Los días que siguieron al accidente se esfumaron entre las brumas del delirio. De vez en cuando, Helen tenía un momento de lucidez en el que se daba cuenta de que estaba en el hospital y de que sentía un inmenso dolor. Pero luego volvía a perder la conciencia y se veía arrastrada al proceloso reino de los sueños. Veía una aldea ante sí, una aldea en la que nunca había estado, y, arañando el cielo, unos extraños tejados picudos que recordaban a los cuernos de los búfalos.

Después de tres semanas en estado crepuscular, su mente empezó a aclararse y comenzó de nuevo a sentir su cuerpo. Ahora los médicos le hablaban, e intentaban que respondiera. Al principio le costó horrores hablar, pues era como si la lengua no quisiera obedecerla. Cuando los médicos se dieron cuenta, le explicaron que era por el opio que le habían administrado para aliviar el dolor de las fracturas.

Cuando despertó, lo último que Helen recordaba eran los faros del autobús precipitándose hacia ella… Y también un terrible pitido, la más horrible estridencia que jamás había escuchado. Después una confusa alternancia de luces y de sombras, de calores y de fríos, de silencios y de ruidos. Cuando al fin la vista se le aclaró, lo primero que vio fue una viga de metal que había sobre ella. Pero su mente estaba aún demasiado débil como para saber dónde se encontraba, aunque no tardó en entenderlo, y también notó que no podía mover una mano.

Cuando la enfermera advirtió que estaba despierta fue corriendo a por el médico de guardia, un hombre con unos amigables ojos azules y el pelo cano.

—¡Mi violín, doctor! ¿Sabe si le ha pasado algo? —Esa fue la primera pregunta que Helen le hizo.

Una sonrisa asomó en el rostro de aquel médico, que se presentó como el doctor Fraser.

—Al parecer ya se encuentra lo bastante bien como para pensar en la música, ¿no?

A Helen no se le escapó que su mirada desprendía compasión.
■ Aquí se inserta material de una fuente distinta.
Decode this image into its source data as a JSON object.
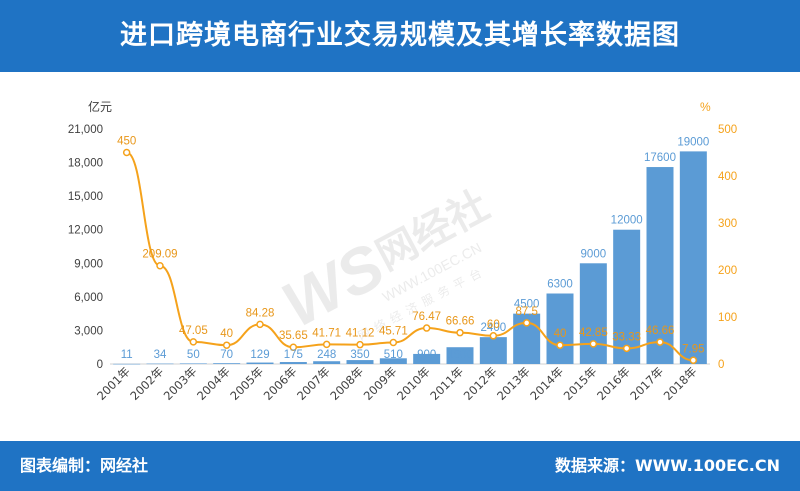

Está destrozado, pensó. Y aunque justo antes del accidente había odiado al instrumento con todas sus fuerzas, la sola idea de que esa maravilla hubiera podido romperse le produjo una opresión en el pecho. ¿O eran sus costillas rotas? No, el dolor venía de más adentro.

—Por su violín no se preocupe. Milagrosamente, solo ha sufrido un par de rasguños y se le han roto algunas cuerdas. Alguien lo recogió en el lugar del accidente y lo envió al hospital. A pesar de los tiempos que corren, aún hay gente buena en este mundo.

A Helen se le saltaron las lágrimas. El violín estaba bien. Aunque el accidente había puesto en peligro su carrera, podría volver a tocarlo.

Sin embargo, sus ansias por tocar se apagaron pronto, pues en cuanto le quitaron la escayola de la mano Helen notó enseguida que algo no iba bien. No sentía el pulgar, ni el índice ni el dedo corazón. Al principio asumió que era por los narcóticos, pero cuando se lo dijo al doctor Fraser y vio su cara de asombro empezó a sospechar.

Un par de días después, el médico apareció en su habitación con una radiografía. La sola visión del gesto grave del doctor le produjo calambres en el estómago. Hasta entonces no había cobrado forma el terrible presentimiento, pero ahora…

Tras dar un profundo suspiro, Fraser se sentó frente a su cama. Durante unos instantes no dijo nada. Parecía evaluar el estado de su paciente, como queriendo probar si era lo bastante fuerte como para recibir la noticia que debía darle.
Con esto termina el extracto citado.